Foodie hotspots: Morioka, Hanamaki, Oshu Maesawa, Ichinoseki, Ichidoriya-cho, Yuda Onsen hot spring, Ofunato, Tono.
Foodies Look Out For: Wanko-soba buckwheat noodles; Morioka reimen; Jajamen; Nambu-hitsumi stew; Maesawa beef; Nambu Toji sakes.
The Basics: Iwate often seems to fall under the tourist radar, but with plenty to offer the curious foodie, you might want to check out this part of North-Eastern Tohoku. Especially if you like noodles.
Foodies Go Iwate:
Expect to be greeted at an Iwate restaurant with the salutation Yogu oden shitana han the totally impenetrable local dialect equivalent of “Yoku oide kudasaimashita,” “Welcome to our store”.
The Prefectural city is Morioka. It is the food capital too, and where buckwheat noodle lovers will certainly find Iwate’s famed wanko-soba, though it originated in nearby Hanamaki. It is still found there, and also in Ichinoseki. Served in small bowls, the noodles are delivered at a fast and furious pace one after the other. Try to keep up, and finally signal your satisfaction and/or imminent explosion by covering up your dish, or else the server will just keep adding more.

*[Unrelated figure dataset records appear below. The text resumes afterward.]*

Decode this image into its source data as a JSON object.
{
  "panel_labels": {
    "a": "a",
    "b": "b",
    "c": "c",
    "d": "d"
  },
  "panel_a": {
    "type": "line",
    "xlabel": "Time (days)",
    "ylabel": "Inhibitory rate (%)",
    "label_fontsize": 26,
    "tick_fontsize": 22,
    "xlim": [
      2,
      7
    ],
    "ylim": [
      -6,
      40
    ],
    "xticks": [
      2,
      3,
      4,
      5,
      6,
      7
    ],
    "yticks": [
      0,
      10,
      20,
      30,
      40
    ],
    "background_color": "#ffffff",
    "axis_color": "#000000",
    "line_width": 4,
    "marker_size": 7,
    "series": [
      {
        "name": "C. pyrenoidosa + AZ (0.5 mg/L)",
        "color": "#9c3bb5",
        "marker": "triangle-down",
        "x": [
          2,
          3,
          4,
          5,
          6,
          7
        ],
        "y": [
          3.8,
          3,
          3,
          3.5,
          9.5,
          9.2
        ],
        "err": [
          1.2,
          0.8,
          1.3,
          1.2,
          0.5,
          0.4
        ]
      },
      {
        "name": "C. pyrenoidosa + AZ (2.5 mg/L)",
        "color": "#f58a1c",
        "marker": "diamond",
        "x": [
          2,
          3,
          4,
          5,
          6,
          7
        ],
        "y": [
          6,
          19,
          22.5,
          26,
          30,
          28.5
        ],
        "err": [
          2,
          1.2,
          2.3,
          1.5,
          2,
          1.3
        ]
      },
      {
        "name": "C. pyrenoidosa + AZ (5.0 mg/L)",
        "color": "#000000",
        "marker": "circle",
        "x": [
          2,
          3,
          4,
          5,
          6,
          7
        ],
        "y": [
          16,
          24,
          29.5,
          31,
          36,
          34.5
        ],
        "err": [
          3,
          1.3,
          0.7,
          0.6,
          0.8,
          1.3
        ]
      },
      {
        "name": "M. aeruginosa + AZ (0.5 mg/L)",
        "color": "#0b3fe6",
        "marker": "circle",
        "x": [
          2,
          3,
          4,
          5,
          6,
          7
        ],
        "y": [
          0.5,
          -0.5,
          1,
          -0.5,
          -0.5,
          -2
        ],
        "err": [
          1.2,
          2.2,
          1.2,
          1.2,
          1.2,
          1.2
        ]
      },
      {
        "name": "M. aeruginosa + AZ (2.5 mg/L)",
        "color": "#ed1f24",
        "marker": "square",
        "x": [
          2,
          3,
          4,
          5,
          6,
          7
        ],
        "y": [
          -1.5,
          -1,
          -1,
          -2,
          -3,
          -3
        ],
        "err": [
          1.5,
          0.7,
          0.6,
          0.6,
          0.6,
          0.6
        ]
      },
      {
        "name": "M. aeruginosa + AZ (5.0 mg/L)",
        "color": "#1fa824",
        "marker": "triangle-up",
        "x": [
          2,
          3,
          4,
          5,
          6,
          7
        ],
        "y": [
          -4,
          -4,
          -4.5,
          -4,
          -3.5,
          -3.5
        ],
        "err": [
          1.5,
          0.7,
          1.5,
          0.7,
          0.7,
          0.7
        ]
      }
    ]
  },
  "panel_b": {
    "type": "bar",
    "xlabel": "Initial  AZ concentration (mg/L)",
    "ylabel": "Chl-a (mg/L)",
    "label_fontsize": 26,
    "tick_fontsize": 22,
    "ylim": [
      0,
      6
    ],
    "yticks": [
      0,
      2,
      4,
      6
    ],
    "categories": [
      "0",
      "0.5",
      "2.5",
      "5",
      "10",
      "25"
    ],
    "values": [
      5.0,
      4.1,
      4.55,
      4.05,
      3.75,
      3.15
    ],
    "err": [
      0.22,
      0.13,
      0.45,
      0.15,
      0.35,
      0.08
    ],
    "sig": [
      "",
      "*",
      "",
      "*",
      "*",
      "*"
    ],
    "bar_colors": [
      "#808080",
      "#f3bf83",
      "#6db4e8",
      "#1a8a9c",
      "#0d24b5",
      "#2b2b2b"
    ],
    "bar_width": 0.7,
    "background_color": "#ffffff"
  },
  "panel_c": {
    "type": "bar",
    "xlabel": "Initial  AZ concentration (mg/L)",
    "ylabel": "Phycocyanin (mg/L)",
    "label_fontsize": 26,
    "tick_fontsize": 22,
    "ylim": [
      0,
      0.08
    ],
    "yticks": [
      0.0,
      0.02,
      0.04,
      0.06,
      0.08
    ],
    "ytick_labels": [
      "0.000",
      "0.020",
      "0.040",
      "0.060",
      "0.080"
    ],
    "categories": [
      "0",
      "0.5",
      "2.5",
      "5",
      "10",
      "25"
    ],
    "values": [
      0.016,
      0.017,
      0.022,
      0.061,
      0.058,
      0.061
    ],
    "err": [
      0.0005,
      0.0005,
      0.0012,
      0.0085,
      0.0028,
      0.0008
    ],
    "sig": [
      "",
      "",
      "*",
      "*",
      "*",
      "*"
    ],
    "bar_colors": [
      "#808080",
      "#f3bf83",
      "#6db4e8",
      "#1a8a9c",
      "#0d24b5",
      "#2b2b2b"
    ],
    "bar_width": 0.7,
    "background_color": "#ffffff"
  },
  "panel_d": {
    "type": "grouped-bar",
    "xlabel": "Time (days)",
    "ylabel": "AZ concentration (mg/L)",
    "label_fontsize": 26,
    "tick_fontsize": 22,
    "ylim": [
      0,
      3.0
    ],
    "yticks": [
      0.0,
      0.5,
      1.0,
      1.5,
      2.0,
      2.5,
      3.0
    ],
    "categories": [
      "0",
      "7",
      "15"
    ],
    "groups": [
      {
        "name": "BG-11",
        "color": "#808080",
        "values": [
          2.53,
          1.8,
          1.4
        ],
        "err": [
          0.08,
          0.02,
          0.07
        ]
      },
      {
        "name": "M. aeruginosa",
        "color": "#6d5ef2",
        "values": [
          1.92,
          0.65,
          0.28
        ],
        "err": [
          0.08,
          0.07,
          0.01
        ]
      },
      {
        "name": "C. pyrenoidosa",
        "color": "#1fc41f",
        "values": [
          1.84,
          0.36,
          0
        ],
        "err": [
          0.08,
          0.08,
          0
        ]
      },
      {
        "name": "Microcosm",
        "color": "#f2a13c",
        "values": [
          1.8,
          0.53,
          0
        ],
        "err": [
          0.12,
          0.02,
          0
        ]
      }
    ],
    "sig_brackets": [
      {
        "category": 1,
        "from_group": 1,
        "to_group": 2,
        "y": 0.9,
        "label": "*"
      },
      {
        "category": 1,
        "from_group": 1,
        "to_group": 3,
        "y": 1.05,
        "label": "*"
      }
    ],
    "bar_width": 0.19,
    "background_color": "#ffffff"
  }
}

In February in Hanamaki and in November in Morioka, All-Japan wanko-soba eating contests take place. The champion has managed to consume 383 bowls in ten minutes, despite having a five-minute handicap over her rivals. A great place to sample wanko-soba is at Azumaya Honten in Morioka, wanko-soba specialist in business since Meiji 40. You can try to beat their competition record if you wish. It’s not against the clock, but you’ll have to surpass their customer Mr Nakashima’s tally, in 1996, of 559 consecutive bowls.
In summer, Morioka city specialises in a different kind of noodle, called Morioka reimen, which are served cold with beef, fruit and Korean kimchee pickles. Indeed, the dish was created in 1954 by a Korean resident chef, and it is uncharacteristically spicy for a Japanese dish. Try it at Seirokaku or Daidoen.
The third style of noodles in the triumvirate of “Three Great Noodles of Morioka” – as they are apparently known – is jajamen. Similar to udon wheat noodles, these originated from a Chinese dish, ja jieng mein, and come with a miso-meat topping. It’s common to add ginger, garlic, perhaps vinegar and a hot peppery oil. Jaja in Shinmei-cho is the place to go.
Nambu-hittsumi is the local nabe hotpot dish containing stewed vegetable dumplings. Oshu city is renowned for its Maesawa-gyu black beef (try Ogata Honten's restaurant Ajishin), and the prefecture also rears in excess of more than thirty varieties of pork, fed on mineral rich vegetables and, in one case, tochucha Chinese leaves, which result in particularly succulent pork.
Nambu-senbei are crackers made from wheat, and flavored with additional ingredients such as peanuts, black sesame or sugar syrup. Savory versions with shrimp or squid also exist.
Yuda Onsen hot spring prides itself on suppon-ryori, cuisine featuring the soft-shelled turtles that are raised in its thermal waters.
The Iwate Budget Gourmet Look out for Kitakami croquettes, the Hanamaki Burger, and various 'Genghis Khan' mutton dishes, such as those found at Jingisukan in Tono.
FGL Favorite Tipple: The Nanbu Toji (Iwate Master Brewers) rose from humble origins in Ishidoriya-cho to become one of the nation’s ‘big three’ unions of sake makers. Make sure to visit the Nanbu Toji Brewer Museum located inside the Hanamaki Ishidoriya Michi-no-Eki for tastings. We especially like Nanbu Bijin, Tsuki no Wa and Washi no O, 'the eagle's tail'.